AVR CPU General Purpose Working Registers (R0-R31)
**R0-R15:**
Basic general-purpose registers are used for various arithmetic and logical operations.
**R16-R31:**
General-purpose registers that can be used with immediate
Comparison Table: AVR Registers R0–R15 vs. R16–R31
^ Feature ^ R0–R15 ^ R16–R31 ^
| Instruction compatibility | Cannot be used with immediate instructions (LDI, CPI, ORI, ANDI) | Fully compatible with immediate instructions |
| Opcode encoding | Not encodable in 4‑bit register fields | Encodable in all immediate‑type formats |
| Typical compiler usage | Less preferred; used for temporary or special roles | Preferred for arithmetic and logic operations |
| Special-purpose roles | R0: scratch R1: constant zero | R26–R31 used as X/Y/Z pointer registers |
| Pointer support | No | Yes: X, Y, Z pointers |
| Efficiency | Less efficient for immediate operations | More efficient due to shorter opcodes |
| Multiplication involvement | R0/R1 used implicitly for results | Not used by multipliers |
| Suitability in ASM | Limited; avoid with immediates; R0/R1 have special rules | Recommended for general ALU operations |
| GCC policy | R1 must remain 0; R0 is volatile | Treated as normal general-purpose registers |
{{en:multiasm:piot:avr_register1.svg?300|AVR Registers}}
AVR Registers
**The X-register, Y-register, and Z-register:**
address pointers for indirect addressing
R26-R31: These registers serve as 16-bit address pointers for indirect addressing of the data space.

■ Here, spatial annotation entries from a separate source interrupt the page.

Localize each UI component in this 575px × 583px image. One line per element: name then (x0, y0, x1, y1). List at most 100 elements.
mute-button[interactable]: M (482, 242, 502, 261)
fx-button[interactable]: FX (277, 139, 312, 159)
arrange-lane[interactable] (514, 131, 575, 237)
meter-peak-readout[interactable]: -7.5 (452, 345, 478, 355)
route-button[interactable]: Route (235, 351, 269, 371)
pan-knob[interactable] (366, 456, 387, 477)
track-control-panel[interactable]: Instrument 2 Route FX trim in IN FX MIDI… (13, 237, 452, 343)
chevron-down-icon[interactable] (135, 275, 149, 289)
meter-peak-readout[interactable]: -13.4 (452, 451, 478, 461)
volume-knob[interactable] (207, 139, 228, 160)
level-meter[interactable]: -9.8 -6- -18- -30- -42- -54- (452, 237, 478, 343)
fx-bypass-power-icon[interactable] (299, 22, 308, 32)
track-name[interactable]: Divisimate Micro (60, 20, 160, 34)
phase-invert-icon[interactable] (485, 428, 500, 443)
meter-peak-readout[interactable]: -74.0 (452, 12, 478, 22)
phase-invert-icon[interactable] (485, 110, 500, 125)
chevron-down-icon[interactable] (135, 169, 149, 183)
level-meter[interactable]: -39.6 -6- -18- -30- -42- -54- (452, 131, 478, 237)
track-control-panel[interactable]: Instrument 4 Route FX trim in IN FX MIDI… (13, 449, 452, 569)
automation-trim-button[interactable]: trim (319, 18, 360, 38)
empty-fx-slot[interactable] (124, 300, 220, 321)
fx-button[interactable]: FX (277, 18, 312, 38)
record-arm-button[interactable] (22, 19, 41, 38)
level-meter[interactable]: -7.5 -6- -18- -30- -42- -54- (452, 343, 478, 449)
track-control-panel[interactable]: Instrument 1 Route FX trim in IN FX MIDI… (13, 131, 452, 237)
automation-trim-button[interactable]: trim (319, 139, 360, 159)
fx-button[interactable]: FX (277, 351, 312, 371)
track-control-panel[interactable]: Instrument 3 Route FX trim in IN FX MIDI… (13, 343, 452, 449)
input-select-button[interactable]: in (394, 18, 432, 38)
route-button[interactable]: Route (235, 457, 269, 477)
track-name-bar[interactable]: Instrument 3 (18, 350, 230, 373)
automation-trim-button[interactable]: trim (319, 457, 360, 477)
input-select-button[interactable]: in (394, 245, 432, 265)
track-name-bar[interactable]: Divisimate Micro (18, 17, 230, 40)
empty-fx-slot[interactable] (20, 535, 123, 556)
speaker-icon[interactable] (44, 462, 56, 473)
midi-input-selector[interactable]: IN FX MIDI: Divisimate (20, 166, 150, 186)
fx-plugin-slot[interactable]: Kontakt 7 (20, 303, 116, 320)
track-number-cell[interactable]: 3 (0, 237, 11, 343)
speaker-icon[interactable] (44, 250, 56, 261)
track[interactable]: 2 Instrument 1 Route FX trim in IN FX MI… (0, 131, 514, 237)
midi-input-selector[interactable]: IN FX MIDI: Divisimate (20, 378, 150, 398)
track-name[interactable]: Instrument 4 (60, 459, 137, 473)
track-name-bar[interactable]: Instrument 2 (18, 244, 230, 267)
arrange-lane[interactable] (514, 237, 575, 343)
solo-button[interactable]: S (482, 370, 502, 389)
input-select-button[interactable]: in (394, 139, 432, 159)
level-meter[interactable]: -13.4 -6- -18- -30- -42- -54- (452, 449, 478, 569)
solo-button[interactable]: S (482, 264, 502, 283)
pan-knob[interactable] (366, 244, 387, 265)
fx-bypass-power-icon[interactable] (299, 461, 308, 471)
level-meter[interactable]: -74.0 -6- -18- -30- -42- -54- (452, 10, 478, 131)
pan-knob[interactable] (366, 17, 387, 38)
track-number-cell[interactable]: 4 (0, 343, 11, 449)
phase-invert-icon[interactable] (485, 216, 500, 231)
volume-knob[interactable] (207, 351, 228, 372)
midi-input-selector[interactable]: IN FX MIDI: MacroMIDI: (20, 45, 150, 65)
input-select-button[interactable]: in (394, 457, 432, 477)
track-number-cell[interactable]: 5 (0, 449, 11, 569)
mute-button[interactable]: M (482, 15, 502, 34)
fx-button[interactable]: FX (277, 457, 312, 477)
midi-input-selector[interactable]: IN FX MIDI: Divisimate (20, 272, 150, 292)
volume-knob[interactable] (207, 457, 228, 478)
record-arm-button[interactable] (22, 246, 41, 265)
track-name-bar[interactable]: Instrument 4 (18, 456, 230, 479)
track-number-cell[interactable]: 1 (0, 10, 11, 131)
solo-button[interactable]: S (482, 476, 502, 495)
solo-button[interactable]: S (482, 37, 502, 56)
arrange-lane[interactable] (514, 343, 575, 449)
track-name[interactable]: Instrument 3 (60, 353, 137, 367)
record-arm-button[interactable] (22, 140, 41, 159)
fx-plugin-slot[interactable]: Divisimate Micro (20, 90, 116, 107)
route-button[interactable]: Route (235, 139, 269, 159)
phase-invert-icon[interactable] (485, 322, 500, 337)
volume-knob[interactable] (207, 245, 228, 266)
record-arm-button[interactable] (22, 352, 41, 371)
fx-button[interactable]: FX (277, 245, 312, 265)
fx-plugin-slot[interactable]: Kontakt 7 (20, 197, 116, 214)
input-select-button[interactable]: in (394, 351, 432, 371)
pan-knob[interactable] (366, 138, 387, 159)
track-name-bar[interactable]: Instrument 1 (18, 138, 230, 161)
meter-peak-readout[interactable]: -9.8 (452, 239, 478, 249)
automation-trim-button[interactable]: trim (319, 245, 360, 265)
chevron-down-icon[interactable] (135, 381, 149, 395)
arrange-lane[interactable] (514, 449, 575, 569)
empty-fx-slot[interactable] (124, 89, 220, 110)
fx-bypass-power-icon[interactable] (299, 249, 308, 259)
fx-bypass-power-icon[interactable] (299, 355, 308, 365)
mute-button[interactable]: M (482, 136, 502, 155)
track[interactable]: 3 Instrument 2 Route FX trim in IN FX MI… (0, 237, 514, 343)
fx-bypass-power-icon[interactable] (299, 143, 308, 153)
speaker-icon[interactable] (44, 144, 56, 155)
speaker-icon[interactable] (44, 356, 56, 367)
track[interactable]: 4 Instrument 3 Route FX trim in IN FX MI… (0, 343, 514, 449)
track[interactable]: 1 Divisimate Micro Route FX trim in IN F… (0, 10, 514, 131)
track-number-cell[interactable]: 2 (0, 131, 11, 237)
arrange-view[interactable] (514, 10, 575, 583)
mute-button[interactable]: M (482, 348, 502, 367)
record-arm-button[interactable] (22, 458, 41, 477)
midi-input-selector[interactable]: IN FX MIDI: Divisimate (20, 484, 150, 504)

They are defined as X, Y, and Z registers.
{{en:multiasm:piot:x_y_z_registers.svg?400|Extended registers}}
Etended Registers
**Other registers:**
RAMPX, RAMPY, RAMPZ: Registers concatenated with the X-, Y-, and Z-registers, enabling indirect addressing of the entire data space on MCUs with more than 64 KB of data space, and constant data fetch on MCUs with more than 64 KB of program space.
RAMPD: Register concatenated with the Z-register, enabling direct addressing of the whole data space on MCUs with more than 64 KB data space.

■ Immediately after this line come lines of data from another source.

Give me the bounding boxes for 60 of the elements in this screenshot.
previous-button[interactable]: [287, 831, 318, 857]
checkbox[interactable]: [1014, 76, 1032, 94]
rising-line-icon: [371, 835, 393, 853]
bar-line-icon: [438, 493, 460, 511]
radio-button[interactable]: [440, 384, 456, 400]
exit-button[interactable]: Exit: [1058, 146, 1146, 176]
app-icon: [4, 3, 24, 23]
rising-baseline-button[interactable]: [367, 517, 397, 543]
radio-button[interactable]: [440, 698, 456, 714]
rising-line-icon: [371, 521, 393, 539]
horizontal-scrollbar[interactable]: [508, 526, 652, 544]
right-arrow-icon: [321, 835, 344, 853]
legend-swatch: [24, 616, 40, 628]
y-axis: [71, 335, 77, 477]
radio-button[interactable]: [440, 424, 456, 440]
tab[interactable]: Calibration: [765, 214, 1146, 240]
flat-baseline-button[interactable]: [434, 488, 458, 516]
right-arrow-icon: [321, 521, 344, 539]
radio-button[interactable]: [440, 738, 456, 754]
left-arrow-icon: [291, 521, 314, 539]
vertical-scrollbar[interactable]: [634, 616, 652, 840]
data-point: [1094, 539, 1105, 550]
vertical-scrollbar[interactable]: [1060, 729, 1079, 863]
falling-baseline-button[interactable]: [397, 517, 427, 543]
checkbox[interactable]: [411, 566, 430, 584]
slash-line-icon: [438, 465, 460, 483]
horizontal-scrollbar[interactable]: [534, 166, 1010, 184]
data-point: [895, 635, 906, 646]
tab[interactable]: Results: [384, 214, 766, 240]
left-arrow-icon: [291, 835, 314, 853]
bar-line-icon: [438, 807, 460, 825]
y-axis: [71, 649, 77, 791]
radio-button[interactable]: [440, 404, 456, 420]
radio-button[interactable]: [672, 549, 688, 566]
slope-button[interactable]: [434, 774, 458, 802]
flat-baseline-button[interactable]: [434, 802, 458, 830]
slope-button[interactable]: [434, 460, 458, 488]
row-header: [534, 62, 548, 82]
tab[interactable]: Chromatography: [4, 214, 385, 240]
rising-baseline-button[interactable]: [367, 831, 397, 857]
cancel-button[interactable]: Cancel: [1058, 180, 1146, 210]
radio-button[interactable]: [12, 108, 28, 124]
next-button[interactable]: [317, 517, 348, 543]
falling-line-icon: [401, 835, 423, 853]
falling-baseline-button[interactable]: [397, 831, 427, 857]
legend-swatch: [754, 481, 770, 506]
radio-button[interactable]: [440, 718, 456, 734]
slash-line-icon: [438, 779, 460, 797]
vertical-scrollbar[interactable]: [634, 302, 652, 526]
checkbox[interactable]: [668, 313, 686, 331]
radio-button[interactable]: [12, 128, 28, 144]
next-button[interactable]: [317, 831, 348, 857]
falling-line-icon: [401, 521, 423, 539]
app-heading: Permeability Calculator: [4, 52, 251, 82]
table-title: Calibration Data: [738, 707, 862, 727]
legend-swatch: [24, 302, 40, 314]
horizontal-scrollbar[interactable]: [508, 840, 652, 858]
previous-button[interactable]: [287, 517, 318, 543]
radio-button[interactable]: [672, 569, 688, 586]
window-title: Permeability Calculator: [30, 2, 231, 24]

EIND: Register concatenated with the Z-register, enabling indirect jump and call to the entire program space on MCUs with more than 64K words (128 KB) of program space.
Register properties
^ Register ^ Purpose ^ Combined With ^ Enables ^
| RAMPX | Extends data addressing | X register | Access to data above 64 KB using X |
| RAMPY | Extends data addressing | Y register | Access to data above 64 KB using Y |
| RAMPZ | Extends data and program addressing | Z register | Access to data and constants above 64 KB using Z |
| RAMPD | Extends data addressing | Z register | Direct access to data above 64 KB |
| EIND | Extends program addressing | Z register | Jumps and calls to program memory above 128 KB |
All of the registers RAMPX, RAMPY, RAMPZ, RAMPD, and EIND are located in the extended I/O space of AVR microcontrollers. This area typically occupies addresses 0x3B–0x3F, although the exact address of each register depends on the specific AVR device. The precise locations can always be found in the Register Summary section of the device datasheet.